I’d been vague about who I was and why I was here. “No. My client just wants to get in touch with him.”

“I’ll send an email.” She pulled her phone out.

I checked the cabinets and the bathroom. A half-empty bottle of antidepressants was in the medicine cabinet. I made a note. 

Inside a closet I found a stack of folders. Kneeling on the dusty floor, I flipped through them. The top folder held sketches in pencil—a nude woman’s frowning face, a tree bent over in the rain, a snarling dog. The second folder had receipts, mostly from art suppliers, hardware stores, and CVS. 

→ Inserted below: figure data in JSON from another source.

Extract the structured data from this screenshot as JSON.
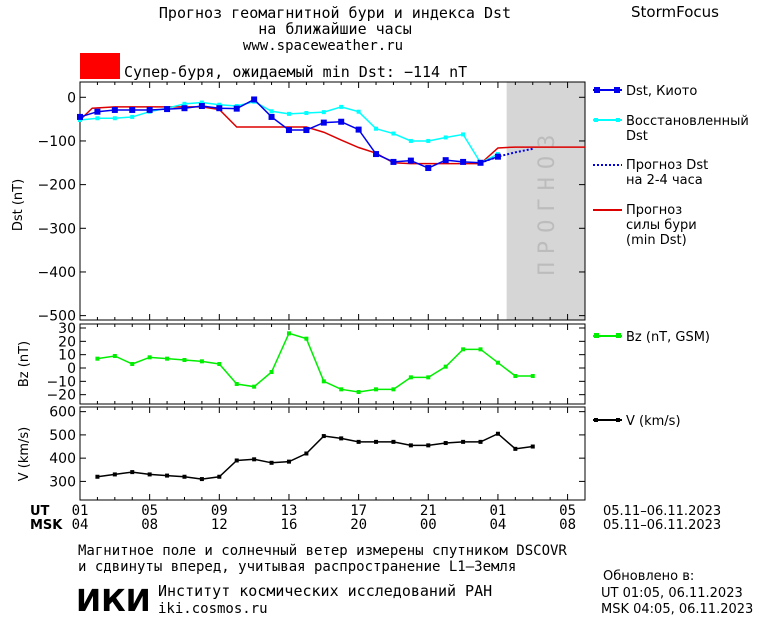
{
  "header": {
    "title_line1": "Прогноз геомагнитной бури и индекса Dst",
    "title_line2": "на ближайшие часы",
    "site": "www.spaceweather.ru",
    "brand": "StormFocus"
  },
  "alert": {
    "text": "Супер-буря, ожидаемый min Dst: −114 nT",
    "color": "#ff0000"
  },
  "forecast_zone_label": "ПРОГНОЗ",
  "chart_data": [
    {
      "id": "dst",
      "type": "line",
      "ylabel": "Dst (nT)",
      "ylim": [
        -510,
        35
      ],
      "yticks": [
        0,
        -100,
        -200,
        -300,
        -400,
        -500
      ],
      "xlim": [
        0,
        29
      ],
      "forecast_start_x": 24.5,
      "series": [
        {
          "name": "Dst, Киото",
          "color": "#0000ee",
          "style": "solid-square",
          "x": [
            0,
            1,
            2,
            3,
            4,
            5,
            6,
            7,
            8,
            9,
            10,
            11,
            12,
            13,
            14,
            15,
            16,
            17,
            18,
            19,
            20,
            21,
            22,
            23,
            24
          ],
          "y": [
            -45,
            -33,
            -29,
            -29,
            -29,
            -27,
            -25,
            -20,
            -25,
            -26,
            -5,
            -45,
            -75,
            -75,
            -58,
            -56,
            -74,
            -130,
            -148,
            -145,
            -162,
            -144,
            -148,
            -150,
            -136
          ]
        },
        {
          "name": "Восстановленный Dst",
          "color": "#00ffff",
          "style": "solid-square-small",
          "x": [
            0,
            1,
            2,
            3,
            4,
            5,
            6,
            7,
            8,
            9,
            10,
            11,
            12,
            13,
            14,
            15,
            16,
            17,
            18,
            19,
            20,
            21,
            22,
            23,
            24
          ],
          "y": [
            -52,
            -48,
            -48,
            -45,
            -33,
            -25,
            -15,
            -12,
            -17,
            -20,
            -10,
            -32,
            -38,
            -36,
            -34,
            -22,
            -33,
            -72,
            -83,
            -100,
            -100,
            -92,
            -85,
            -150,
            -130
          ]
        },
        {
          "name": "Прогноз Dst на 2-4 часа",
          "color": "#0000ee",
          "style": "dotted",
          "x": [
            23,
            24,
            25,
            26
          ],
          "y": [
            -150,
            -136,
            -126,
            -118
          ]
        },
        {
          "name": "Прогноз силы бури (min Dst)",
          "color": "#dd0000",
          "style": "solid",
          "x": [
            0,
            0.7,
            2,
            7,
            8,
            9,
            11,
            12,
            13,
            14,
            15,
            16,
            17,
            18,
            19,
            20,
            21,
            22,
            23,
            24,
            25,
            26,
            27,
            28,
            29
          ],
          "y": [
            -52,
            -25,
            -22,
            -22,
            -28,
            -68,
            -68,
            -68,
            -68,
            -80,
            -98,
            -115,
            -128,
            -150,
            -152,
            -152,
            -152,
            -152,
            -152,
            -116,
            -114,
            -114,
            -114,
            -114,
            -114
          ]
        }
      ]
    },
    {
      "id": "bz",
      "type": "line",
      "ylabel": "Bz (nT)",
      "ylim": [
        -27,
        33
      ],
      "yticks": [
        30,
        20,
        10,
        0,
        -10,
        -20
      ],
      "xlim": [
        0,
        29
      ],
      "series": [
        {
          "name": "Bz (nT, GSM)",
          "color": "#00ee00",
          "x": [
            1,
            2,
            3,
            4,
            5,
            6,
            7,
            8,
            9,
            10,
            11,
            12,
            13,
            14,
            15,
            16,
            17,
            18,
            19,
            20,
            21,
            22,
            23,
            24,
            25,
            26
          ],
          "y": [
            7,
            9,
            3,
            8,
            7,
            6,
            5,
            3,
            -12,
            -14,
            -3,
            26,
            22,
            -10,
            -16,
            -18,
            -16,
            -16,
            -7,
            -7,
            1,
            14,
            14,
            4,
            -6,
            -6
          ]
        }
      ]
    },
    {
      "id": "v",
      "type": "line",
      "ylabel": "V (km/s)",
      "ylim": [
        220,
        620
      ],
      "yticks": [
        600,
        500,
        400,
        300
      ],
      "xlim": [
        0,
        29
      ],
      "series": [
        {
          "name": "V (km/s)",
          "color": "#000000",
          "x": [
            1,
            2,
            3,
            4,
            5,
            6,
            7,
            8,
            9,
            10,
            11,
            12,
            13,
            14,
            15,
            16,
            17,
            18,
            19,
            20,
            21,
            22,
            23,
            24,
            25,
            26
          ],
          "y": [
            320,
            330,
            340,
            330,
            325,
            320,
            310,
            320,
            390,
            395,
            380,
            385,
            420,
            495,
            485,
            470,
            470,
            470,
            455,
            455,
            465,
            470,
            470,
            505,
            440,
            450
          ]
        }
      ]
    }
  ],
  "x_axis": {
    "ut_label": "UT",
    "msk_label": "MSK",
    "ut_ticks": [
      "01",
      "05",
      "09",
      "13",
      "17",
      "21",
      "01",
      "05"
    ],
    "msk_ticks": [
      "04",
      "08",
      "12",
      "16",
      "20",
      "00",
      "04",
      "08"
    ],
    "date_range": "05.11–06.11.2023"
  },
  "footer": {
    "note_line1": "Магнитное поле и солнечный ветер измерены спутником DSCOVR",
    "note_line2": "и сдвинуты вперед, учитывая распространение L1–Земля",
    "institute": "Институт космических исследований РАН",
    "url": "iki.cosmos.ru",
    "logo": "ИКИ",
    "updated_label": "Обновлено в:",
    "updated_ut": "UT  01:05, 06.11.2023",
    "updated_msk": "MSK 04:05, 06.11.2023"
  }
}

The third folder had more sketches, but these were in ink and looked like practice versions of his pictures at Marian Krantz’s gallery. Murder of Crows had more birds and a smaller sun, lower in the sky; the skull in Half and Half was just an empty, black void; another sketch showed two wolves glaring at each other.

The final one was a sketch of Marian Krantz’s scarab.

I took pictures of everything with my phone and piled the folders back in order. When I emerged from the closet, Berenice had a cigarette in her lips, unlit. A hint that she was ready for me to be done.

“That’s all, thanks.” I handed her my card. “If you hear anything about the forwarding address, would you give me a call?”

“Sure.” She tucked the card away. “Let me know if anybody wants to rent this place.”

I took one last look around. “I will.”